Retaining central land in each township ensured that these lands would create value for the federal government. Instead of disbursing funds to the new states to create public education systems, dedicating a central lot in each township provided the new townships with the means to develop educational institutions without any transfer of funds. This was a practical and necessary way to achieve the committee's goal in a pre-Constitution America. Aside from raising funds for a financially struggling government, the westward expansion outlined in the Land Ordinances of the 1780s also provided a framework for spreading democratic ideals. Jefferson proposed an article in the Ordinance of 1784 that would have outlawed slavery in the new states after the year 1800. However he could not amass enough votes to pass the anti-slavery article. Later Jefferson did succeed, however, in ensuring public funding of education by dedicating land to education in the Land Ordinance of 1785. Public education was an ideal already developed in the New England colonial settlements. New Englanders provided for public education in their land grants due to a belief that public education could be used to further unite the young nation and spread democratic ideals.

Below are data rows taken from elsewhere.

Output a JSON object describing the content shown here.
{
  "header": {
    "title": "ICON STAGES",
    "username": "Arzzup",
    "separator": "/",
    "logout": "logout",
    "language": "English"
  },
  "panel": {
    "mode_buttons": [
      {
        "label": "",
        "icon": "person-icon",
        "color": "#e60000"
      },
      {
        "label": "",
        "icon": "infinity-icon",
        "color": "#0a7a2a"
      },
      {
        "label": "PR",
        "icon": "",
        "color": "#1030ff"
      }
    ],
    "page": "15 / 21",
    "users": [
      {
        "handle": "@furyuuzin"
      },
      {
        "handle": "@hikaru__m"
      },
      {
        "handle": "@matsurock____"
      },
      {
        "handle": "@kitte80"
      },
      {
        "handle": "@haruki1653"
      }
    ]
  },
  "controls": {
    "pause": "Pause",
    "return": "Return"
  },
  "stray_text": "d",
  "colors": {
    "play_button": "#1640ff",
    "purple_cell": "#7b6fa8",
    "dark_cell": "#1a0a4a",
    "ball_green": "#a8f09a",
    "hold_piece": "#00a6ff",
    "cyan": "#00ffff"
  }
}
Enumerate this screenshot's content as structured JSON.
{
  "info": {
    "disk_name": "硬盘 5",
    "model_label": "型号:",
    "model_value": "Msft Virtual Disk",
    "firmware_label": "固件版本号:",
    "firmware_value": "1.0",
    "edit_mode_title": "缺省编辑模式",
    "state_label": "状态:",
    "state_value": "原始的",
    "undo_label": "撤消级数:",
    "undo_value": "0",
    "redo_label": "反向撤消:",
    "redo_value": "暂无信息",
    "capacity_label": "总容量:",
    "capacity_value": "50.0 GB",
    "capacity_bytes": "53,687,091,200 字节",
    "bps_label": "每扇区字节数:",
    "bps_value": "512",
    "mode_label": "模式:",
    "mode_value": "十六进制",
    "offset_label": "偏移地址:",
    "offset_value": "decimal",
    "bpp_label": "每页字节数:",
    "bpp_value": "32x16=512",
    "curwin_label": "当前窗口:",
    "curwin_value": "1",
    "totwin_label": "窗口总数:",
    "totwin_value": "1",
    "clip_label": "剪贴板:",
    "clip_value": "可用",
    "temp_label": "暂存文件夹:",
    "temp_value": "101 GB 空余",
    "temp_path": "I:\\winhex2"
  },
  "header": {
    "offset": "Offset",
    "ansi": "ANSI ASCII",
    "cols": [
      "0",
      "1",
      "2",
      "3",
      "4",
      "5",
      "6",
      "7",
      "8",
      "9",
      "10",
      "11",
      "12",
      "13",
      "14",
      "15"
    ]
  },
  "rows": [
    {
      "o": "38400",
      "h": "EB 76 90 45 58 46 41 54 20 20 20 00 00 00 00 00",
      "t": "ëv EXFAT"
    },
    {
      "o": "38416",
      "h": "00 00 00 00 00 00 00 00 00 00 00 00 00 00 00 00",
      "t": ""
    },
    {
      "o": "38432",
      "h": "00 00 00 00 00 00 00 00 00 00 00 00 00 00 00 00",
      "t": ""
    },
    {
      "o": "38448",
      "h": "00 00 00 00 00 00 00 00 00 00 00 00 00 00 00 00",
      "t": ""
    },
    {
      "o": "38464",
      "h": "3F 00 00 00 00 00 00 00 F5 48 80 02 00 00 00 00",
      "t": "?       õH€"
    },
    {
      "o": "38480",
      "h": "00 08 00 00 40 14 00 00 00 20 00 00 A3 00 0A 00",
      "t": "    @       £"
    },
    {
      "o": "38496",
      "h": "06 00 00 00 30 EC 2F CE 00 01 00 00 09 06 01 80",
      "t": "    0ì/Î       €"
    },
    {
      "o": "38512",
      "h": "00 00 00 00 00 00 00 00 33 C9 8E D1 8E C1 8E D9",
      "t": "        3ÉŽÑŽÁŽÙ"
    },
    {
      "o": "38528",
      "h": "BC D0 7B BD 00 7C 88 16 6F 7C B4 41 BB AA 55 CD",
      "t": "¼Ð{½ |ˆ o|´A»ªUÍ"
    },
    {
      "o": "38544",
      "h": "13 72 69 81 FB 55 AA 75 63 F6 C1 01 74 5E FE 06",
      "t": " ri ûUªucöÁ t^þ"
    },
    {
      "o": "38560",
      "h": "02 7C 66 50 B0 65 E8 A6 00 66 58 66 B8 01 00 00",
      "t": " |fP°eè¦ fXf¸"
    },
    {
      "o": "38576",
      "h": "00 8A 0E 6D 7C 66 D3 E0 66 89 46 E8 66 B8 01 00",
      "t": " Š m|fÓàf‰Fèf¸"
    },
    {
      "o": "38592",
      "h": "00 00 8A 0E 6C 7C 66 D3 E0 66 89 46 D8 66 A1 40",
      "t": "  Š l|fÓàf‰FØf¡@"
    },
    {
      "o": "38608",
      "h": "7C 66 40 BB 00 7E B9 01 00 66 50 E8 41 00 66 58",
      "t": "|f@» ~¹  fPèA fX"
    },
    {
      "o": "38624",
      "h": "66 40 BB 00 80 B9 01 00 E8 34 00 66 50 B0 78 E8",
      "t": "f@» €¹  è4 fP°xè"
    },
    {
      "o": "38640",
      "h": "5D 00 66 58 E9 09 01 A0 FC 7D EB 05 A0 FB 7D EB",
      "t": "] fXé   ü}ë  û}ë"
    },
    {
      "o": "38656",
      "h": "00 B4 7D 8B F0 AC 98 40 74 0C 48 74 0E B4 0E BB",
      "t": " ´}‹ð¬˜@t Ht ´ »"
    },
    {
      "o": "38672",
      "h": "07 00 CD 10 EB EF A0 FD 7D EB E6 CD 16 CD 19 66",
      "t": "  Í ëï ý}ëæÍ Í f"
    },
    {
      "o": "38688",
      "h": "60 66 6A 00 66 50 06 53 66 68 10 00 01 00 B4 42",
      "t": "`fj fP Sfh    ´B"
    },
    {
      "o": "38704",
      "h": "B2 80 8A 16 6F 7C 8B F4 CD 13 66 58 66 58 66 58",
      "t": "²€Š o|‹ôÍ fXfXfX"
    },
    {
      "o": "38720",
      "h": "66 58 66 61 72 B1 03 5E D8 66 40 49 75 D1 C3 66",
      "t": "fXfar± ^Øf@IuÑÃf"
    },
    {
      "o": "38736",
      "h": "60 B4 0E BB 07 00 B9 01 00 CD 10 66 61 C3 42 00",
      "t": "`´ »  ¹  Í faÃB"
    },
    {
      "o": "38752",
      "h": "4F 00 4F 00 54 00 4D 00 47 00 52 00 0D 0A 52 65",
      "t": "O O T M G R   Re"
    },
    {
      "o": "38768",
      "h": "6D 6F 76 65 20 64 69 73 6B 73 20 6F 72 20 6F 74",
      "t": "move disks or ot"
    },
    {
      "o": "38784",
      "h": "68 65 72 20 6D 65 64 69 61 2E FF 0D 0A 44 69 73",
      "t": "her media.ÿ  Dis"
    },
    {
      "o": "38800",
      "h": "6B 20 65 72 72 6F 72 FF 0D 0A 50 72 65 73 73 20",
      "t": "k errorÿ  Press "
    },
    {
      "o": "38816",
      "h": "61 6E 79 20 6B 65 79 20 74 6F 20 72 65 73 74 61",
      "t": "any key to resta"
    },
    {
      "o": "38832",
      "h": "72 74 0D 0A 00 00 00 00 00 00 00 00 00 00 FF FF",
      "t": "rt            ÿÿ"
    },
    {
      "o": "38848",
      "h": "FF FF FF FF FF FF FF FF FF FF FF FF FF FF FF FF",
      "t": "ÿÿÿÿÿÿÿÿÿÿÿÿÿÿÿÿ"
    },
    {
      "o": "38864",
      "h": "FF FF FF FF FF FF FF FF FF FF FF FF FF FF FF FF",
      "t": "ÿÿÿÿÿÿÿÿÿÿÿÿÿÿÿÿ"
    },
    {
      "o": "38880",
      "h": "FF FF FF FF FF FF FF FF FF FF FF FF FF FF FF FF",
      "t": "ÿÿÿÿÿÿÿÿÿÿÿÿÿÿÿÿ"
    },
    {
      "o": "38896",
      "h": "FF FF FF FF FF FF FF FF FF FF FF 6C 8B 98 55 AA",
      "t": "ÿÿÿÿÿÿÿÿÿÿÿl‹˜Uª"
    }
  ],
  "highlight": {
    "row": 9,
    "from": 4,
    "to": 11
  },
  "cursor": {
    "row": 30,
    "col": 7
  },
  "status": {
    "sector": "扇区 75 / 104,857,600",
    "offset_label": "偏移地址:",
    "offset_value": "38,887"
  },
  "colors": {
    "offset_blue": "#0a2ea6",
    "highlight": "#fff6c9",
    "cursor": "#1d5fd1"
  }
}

The systematic and highly organized westward settlements, with their local governments and central square dedicated towards public education were a concerted effort to inspire civic duty and participation in the democratic process. Usher relates this initiative to "the Supreme Court in Cooper v. Roberts (1855), 'plant in the heart of every community the same sentiments of grateful reverence for the wisdom, forecast, and magnanimous statesmanship of those who framed the institutions of these new States."  The westward expansion therefore was not only a tool for raising much needed funds, but also a tool in a grand socializing experiment to inoculate the settlers to democratic ideals. The hope was that the unique planning of each township with a public school centrally located, coupled with the obligation of each township's local citizens to take part in the civic process of governing the township, teaching and building the schools, and maintaining order, would instill the democratic ideals crucial to the nation's success.